I went out in the backyard today and played on my old hoop. I always kept the basket low, a standard height subsidy for white high school basketball players around the country. I spend hours out there by myself, perfecting my free throw and imaging hitting big shots for Coach K. I scraped myself dozens of times on the gravel alley next to the court, which was a skating rink if you played in the rain. The other scrubs from the team and I would play for hours after school, throwing the ball down and imagining ourselves with more talent than we had. The rim has held up despite years of kids hanging mercilessly from it.

The court hasn’t faired as well. It’s almost a decade old now and the years show. The surface of the concrete has been warn down in spots by the tires of my fathers truck, leaving behind a few patches of loose gravel. When the City decided to pave our alley they decided the court stuck out into public property. They converted the offending two feet of concrete into a steep ramp connecting the road to the court. It works for parking, but for anyone wanting to shoot around it’s a broken ankle factory.

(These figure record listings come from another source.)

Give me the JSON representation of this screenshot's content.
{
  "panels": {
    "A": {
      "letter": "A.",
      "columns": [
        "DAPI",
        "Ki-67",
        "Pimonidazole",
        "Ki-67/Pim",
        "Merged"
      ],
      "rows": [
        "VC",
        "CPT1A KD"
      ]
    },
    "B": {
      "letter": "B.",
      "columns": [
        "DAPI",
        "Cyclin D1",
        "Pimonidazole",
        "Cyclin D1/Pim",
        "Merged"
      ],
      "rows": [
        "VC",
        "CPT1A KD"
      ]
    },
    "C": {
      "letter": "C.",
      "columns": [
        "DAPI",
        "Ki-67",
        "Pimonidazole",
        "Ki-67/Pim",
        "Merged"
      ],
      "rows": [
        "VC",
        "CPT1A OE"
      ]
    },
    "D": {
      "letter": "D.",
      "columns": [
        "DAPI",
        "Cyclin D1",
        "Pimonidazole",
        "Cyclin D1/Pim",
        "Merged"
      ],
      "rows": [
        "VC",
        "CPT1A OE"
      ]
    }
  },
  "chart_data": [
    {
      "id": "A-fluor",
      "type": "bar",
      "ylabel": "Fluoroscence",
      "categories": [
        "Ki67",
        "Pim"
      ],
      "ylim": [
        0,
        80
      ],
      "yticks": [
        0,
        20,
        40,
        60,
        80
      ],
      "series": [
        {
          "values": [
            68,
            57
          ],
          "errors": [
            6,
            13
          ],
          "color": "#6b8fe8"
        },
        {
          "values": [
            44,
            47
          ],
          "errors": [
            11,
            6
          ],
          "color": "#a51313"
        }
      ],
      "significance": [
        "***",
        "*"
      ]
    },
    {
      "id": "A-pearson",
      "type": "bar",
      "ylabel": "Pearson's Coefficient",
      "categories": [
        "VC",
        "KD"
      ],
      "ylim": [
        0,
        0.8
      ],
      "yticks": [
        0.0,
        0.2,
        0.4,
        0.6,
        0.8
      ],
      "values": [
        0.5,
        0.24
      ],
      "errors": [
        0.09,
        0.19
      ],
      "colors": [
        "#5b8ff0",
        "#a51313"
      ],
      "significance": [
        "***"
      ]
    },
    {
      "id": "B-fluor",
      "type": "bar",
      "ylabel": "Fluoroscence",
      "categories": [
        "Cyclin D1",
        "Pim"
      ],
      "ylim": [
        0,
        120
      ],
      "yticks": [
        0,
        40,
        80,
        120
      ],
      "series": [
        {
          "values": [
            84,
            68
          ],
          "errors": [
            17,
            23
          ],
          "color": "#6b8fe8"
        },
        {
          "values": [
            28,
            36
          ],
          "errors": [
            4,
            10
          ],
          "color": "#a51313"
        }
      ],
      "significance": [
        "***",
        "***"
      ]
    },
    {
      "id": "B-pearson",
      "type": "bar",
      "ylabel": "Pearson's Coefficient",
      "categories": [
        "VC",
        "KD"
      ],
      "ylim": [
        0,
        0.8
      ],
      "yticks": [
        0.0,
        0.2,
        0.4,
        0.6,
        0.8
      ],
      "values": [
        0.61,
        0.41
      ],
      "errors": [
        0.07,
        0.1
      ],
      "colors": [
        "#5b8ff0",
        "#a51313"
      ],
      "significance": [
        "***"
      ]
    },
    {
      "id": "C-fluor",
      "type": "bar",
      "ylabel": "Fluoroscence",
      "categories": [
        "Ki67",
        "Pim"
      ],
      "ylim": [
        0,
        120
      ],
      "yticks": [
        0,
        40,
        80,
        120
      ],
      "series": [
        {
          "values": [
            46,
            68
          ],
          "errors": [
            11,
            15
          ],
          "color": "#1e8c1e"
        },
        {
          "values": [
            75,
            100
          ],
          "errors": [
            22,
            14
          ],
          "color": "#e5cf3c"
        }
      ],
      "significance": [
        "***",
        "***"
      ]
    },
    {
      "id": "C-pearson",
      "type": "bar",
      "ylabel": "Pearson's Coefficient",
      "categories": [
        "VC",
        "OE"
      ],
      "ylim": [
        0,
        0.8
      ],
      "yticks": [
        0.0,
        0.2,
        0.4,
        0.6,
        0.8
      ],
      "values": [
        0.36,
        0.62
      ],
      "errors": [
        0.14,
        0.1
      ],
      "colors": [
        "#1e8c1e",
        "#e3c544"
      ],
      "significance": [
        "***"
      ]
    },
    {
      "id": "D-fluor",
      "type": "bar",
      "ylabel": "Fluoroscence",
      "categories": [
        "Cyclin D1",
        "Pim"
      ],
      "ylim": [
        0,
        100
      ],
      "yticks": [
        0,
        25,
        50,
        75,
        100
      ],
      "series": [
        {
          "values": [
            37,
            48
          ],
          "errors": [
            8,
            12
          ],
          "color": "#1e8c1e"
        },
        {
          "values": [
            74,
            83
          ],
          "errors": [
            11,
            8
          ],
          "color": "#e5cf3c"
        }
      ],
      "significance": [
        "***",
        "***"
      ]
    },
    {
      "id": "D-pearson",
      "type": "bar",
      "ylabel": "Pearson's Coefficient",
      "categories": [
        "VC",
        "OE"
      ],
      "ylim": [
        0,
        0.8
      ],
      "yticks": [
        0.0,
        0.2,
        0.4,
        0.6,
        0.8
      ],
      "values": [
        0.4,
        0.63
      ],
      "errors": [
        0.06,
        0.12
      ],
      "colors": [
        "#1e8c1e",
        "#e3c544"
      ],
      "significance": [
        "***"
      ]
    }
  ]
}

But still, it’s my home court. What’s avoiding a little slope to a kid who used to pick gravel out of his bleeding legs after playing in freezing rain? Sometimes I feel completely removed from my 14-year-old self. That kid had no idea who I’d be, and I care barely remember who he was. But shooting hoops on the old court this afternoon brought me back to those days. I reconnected with the kid who assigned himself wind springs and assigned himself five more three-pointers before coming in for dinner. I even imagined hitting the big shot in the finals again. It dropped through the net, swish, and I headed inside for dinner.